Training dynamics is the study of how a network’s behavior changes over the course of optimization, not just where it lands. A loss curve looks like steady decay, but that smoothness hides structure: long plateaus, sudden drops, and regimes where the model reorganizes what it has already learned. Grokking is the sharpest example, where validation accuracy stays at chance long after the training loss bottoms out, then snaps to perfect generalization thousands of steps later. Phase transitions name these abrupt shifts, moments when a capability appears almost discontinuously. The training trajectory, not the final weights, carries the explanation.

Whether emergent capabilities are genuine phase transitions depends heavily on the ruler used to measure them. The original claim, from Wei and collaborators, was that certain abilities like multi-step arithmetic appear suddenly past a parameter threshold, invisible at smaller scale. Schaeffer and colleagues then pushed back: the sharpness is often manufactured by the metric. Exact-match accuracy is all-or-nothing, so a model improving smoothly in log-likelihood looks flat until it crosses a hidden bar, then spikes. Swap to a continuous score and the cliff becomes a ramp. The capability grows steadily; the discontinuity lives in the evaluation.

Mechanistic interpretability offers a sharper test than a benchmark, because it watches the internal algorithm form rather than scoring the output. Two findings anchor the case. Olsson and colleagues traced in-context learning to induction heads that snap into place during a narrow window of training, leaving a visible bump in the loss. Nanda and colleagues reverse-engineered a grokking network and found it builds a Fourier-based algorithm for modular addition. But that second result cuts both ways: the circuit assembles gradually, even while test accuracy stays flat and then jumps. Interpretability relocates the transition more than it abolishes it.

A progress measure is a quantity that rises smoothly while the metric sits flat, exposing hidden movement toward a solution. In the grokking study, the measures were built from the model’s own Fourier machinery: a restricted loss keeping only the key frequencies climbs steadily long before test accuracy moves. The honest catch is that those measures were reverse-engineered after the circuit was understood, so they explain rather than predict. Defining one in advance is harder. Developmental interpretability, drawing on singular learning theory, tries to detect stage transitions from the local learning coefficient alone, without naming the circuit first.
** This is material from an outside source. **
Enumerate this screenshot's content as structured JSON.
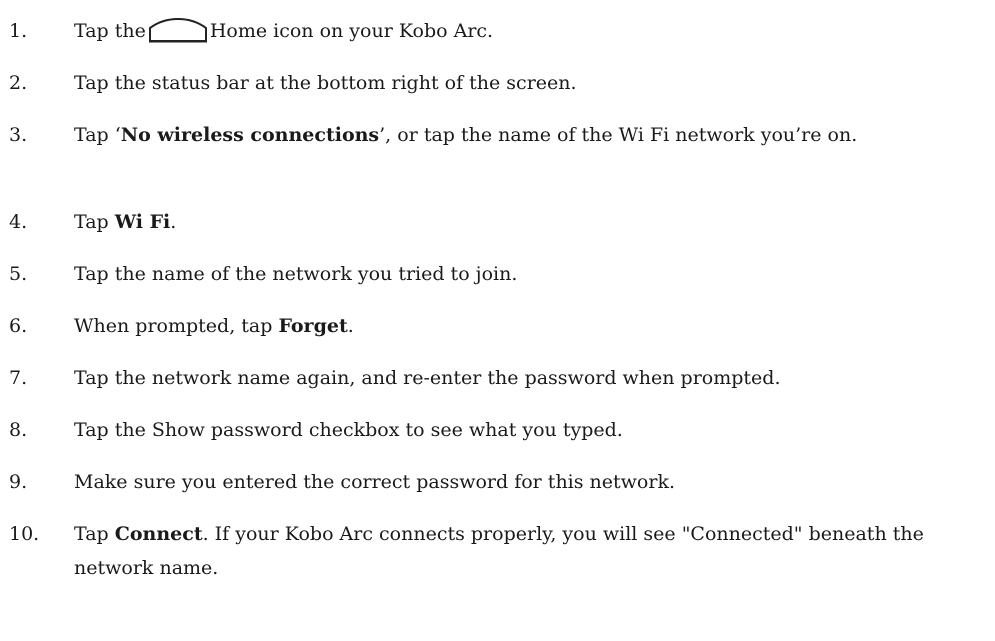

A model-agnostic progress measure can work, but reliability across tasks is probably too much to ask of one scalar. Weight norm is the best candidate: Liu, Michaud, and Tegmark showed grokking coincides with the norm drifting toward a critical scale, and weight decay hastens the jump. Sparsity tells a similar story when the solution is sparse. Yet each scalar tracks one kind of structure, and a new task can hide its progress where the gauge never looks. That is the lasting lesson: the trajectory is partly legible, never as smooth as the loss curve that hides it.